Making marks and music together in the same direction.
Two events in Brisbane have made their mark on me in the past week:
A first ever Australian visual art exhibition with Australian based Mexican ex pats at Vacant Assembly Art Collective and a music gig at Princess Theatre with Brisbane based music group Topology and northern Australia collective Gaba Musik. These artists’ and musicians’ public intersection with the people of Brisbane comes out of their long mark and music making history stories around cultural understanding, colonial abuse and giving voice to hope for justice in a post colonial time bearing the scars of entrenched ignorance and racism.

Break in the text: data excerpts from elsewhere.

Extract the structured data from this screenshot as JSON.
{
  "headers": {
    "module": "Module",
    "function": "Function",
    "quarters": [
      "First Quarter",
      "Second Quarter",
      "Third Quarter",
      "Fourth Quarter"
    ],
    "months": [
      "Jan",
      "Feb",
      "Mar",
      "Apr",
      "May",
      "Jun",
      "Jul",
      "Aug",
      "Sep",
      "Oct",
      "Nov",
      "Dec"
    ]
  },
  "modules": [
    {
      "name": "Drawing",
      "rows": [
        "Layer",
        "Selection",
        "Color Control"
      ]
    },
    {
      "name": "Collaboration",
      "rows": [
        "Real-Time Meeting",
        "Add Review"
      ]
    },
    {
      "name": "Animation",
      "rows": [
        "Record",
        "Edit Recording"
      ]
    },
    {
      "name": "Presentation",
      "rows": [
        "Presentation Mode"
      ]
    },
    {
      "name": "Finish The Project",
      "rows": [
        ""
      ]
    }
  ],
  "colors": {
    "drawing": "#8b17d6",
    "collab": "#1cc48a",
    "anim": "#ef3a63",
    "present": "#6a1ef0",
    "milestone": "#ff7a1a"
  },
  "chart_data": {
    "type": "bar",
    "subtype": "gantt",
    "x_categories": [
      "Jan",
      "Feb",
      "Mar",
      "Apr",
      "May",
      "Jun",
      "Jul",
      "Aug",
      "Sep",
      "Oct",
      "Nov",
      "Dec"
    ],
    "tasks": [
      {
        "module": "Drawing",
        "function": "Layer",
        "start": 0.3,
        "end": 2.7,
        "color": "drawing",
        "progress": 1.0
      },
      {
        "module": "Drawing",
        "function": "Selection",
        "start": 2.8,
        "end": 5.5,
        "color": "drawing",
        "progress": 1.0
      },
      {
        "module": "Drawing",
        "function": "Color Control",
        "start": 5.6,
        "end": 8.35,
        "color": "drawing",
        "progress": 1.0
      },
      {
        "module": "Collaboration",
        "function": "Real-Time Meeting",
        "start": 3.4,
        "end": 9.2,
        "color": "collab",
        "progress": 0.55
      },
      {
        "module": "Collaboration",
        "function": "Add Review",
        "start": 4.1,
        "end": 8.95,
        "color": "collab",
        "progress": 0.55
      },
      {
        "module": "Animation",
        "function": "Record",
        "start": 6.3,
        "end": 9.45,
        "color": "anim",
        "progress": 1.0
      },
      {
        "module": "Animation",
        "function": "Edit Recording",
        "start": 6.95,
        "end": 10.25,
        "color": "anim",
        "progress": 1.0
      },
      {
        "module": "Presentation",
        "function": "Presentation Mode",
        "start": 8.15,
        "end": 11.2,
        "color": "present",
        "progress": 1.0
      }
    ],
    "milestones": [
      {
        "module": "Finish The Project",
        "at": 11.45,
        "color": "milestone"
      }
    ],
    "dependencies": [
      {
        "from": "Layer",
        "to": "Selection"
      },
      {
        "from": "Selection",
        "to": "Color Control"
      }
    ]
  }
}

A range of remarkably beautiful lino-cut prints brought from practicing artists in Mexico was a bold experiment in a space where they found welcome and access for this vision of theirs for the voices of their relatives and friends in Mexico to find a new audience in Australia. It was close to a sell out where Europe’s colonial atrocities and Indian religious mythology -aka Day of the Dead – were presented to a largely Spanish speaking crowd. Purchasing this modest priced edition lino cut relief print meant this local market based self taught [former economist] artist in Mexico will have Australian $ for Christmas – so I was told. I love that the artist’s statement begins with “My battle name is…” It reminds me of graffiti artists’/writers’ tag names.

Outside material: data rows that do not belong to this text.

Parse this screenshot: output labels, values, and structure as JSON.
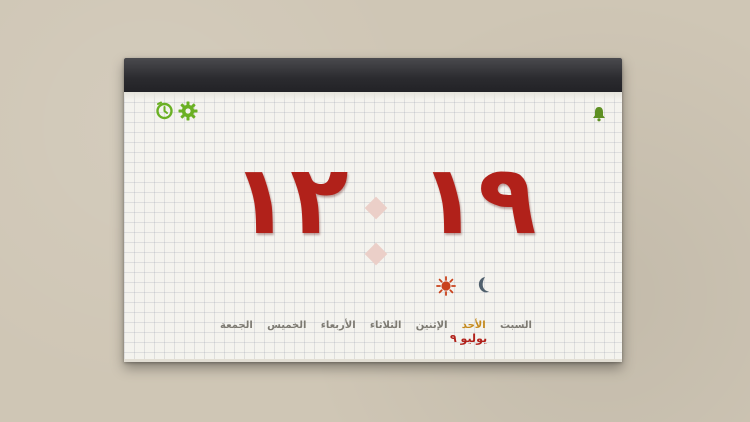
{
  "clock": {
    "hours": "١٩",
    "minutes": "١٢"
  },
  "weekdays": [
    {
      "label": "السبت",
      "active": false
    },
    {
      "label": "الأحد",
      "active": true
    },
    {
      "label": "الإثنين",
      "active": false
    },
    {
      "label": "الثلاثاء",
      "active": false
    },
    {
      "label": "الأربعاء",
      "active": false
    },
    {
      "label": "الخميس",
      "active": false
    },
    {
      "label": "الجمعة",
      "active": false
    }
  ],
  "date_text": "يوليو ٩",
  "icons": {
    "bell": "bell-icon",
    "settings": "gear-icon",
    "timer": "timer-icon",
    "night": "moon-icon",
    "day": "sun-icon"
  },
  "colors": {
    "digits": "#b1211a",
    "active_day": "#c58a1c",
    "weekday": "#7d7a72",
    "icon_green": "#6ab023",
    "moon": "#4f5f6c",
    "sun": "#c9411b"
  }
}
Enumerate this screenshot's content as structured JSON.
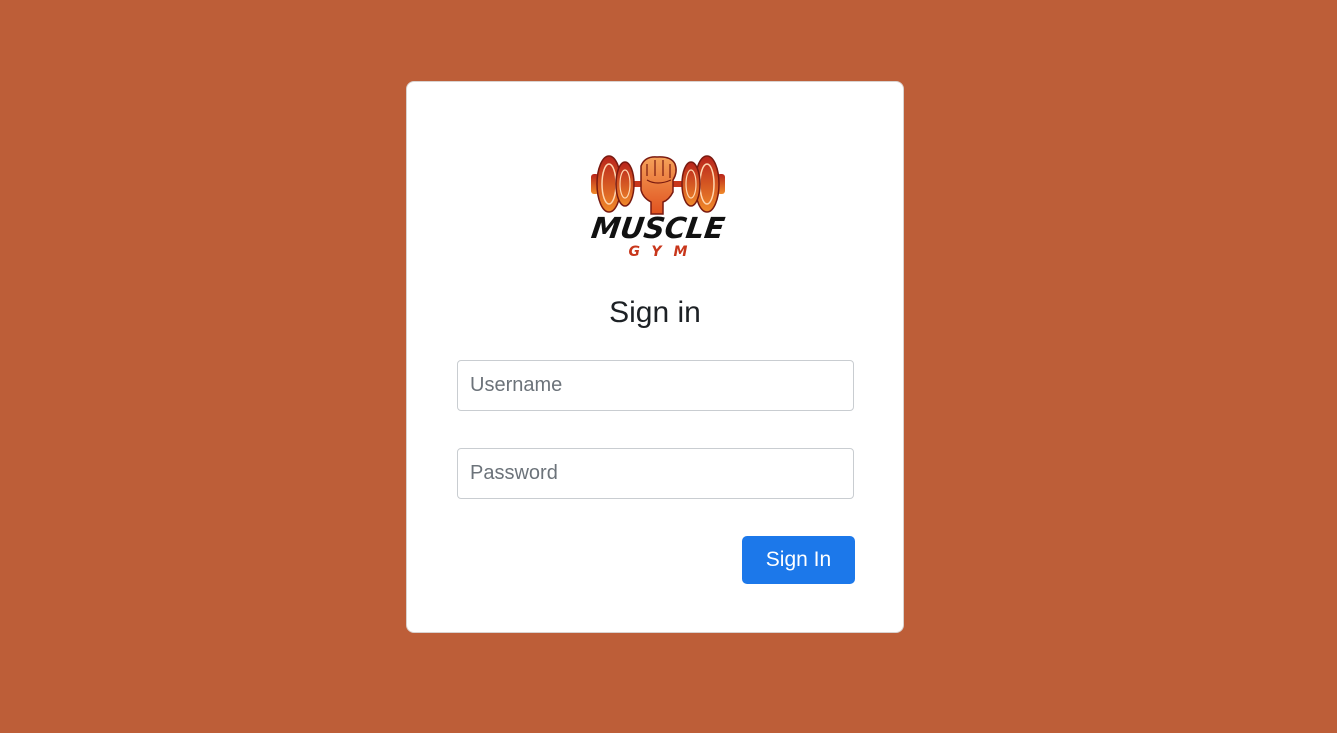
{
  "page": {
    "background_color": "#bd5e38"
  },
  "logo": {
    "wordmark": "MUSCLE",
    "subword": "GYM",
    "icon": "dumbbell-fist-icon",
    "accent_color": "#e0521f"
  },
  "form": {
    "title": "Sign in",
    "username_placeholder": "Username",
    "password_placeholder": "Password",
    "submit_label": "Sign In",
    "submit_color": "#1c78ea"
  }
}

I have been working with Topology for about 2.5 years now in The Stairwell Project–Musicians in Hospitals and You Can Make Some Noise Workshops for young adult cancer patients. What I have discovered is that apart from their unbelievably amazing indie rock experimental music, this band, under violinist Christa Powell’s Creative Director leadership are working with First Nations/Indigenous people in North and North West Queensland in music workshops, creating pathways of story and music making with aboriginal young people in particular. Out of this long term investment in community and endless conversations over a number of years – funded through Arts Queensland, The Tim Fairfax Foundation and others – came this amazing event. A friend of mine and Jugglers board member Dave Fittell – himself an accomplished base player and friend of Topology founder, Robert Davidson – sent this response to me on Tuesday about the gig: [ Reprinted with permission]
“Yes, I found it incredibly encouraging, in part because a majority white-fella audience would pay money to see such a show!
On reflection here’s what I thought the works demonstrated: We have a long way to go in ‘closing the gap’, but there has been significant change in my lifetime. First Nations kids the same age as me [e.g Archie Roach ] were very likely to be separated from their families and /or grow up in circumstances where their language and culture were actively suppressed.
Last night we experienced the flourishing that can occur when such suppression is being overcome. It’s significant that two of the artists have grandparents [Mabo and Yunipingu] who successfully applied their traditions in the colonist’s legal system and music industry, smoothing the path for for their offspring to build artistic careers highlighting their culture. “
The post-colonial times the world is in, and for me that Australia is in , has deep wounds and complex benefits. We cannot return to a romantic past but we can always advance cultural understanding, stand in solidarity and respect with those with generational impacts and wounds, fight our own and our communty’s racist attitudes – and make music and art that reflect these matters. Vacant Assembly’s Mexican and Topology’s/ Gaba Musik’s events were both Third Space/Sacred Place moments. It felt as if in a world driven by indulgence, ignorance and narcissistic power brokers the desparate hunger for something much better is risking and advancing and well and truly alive!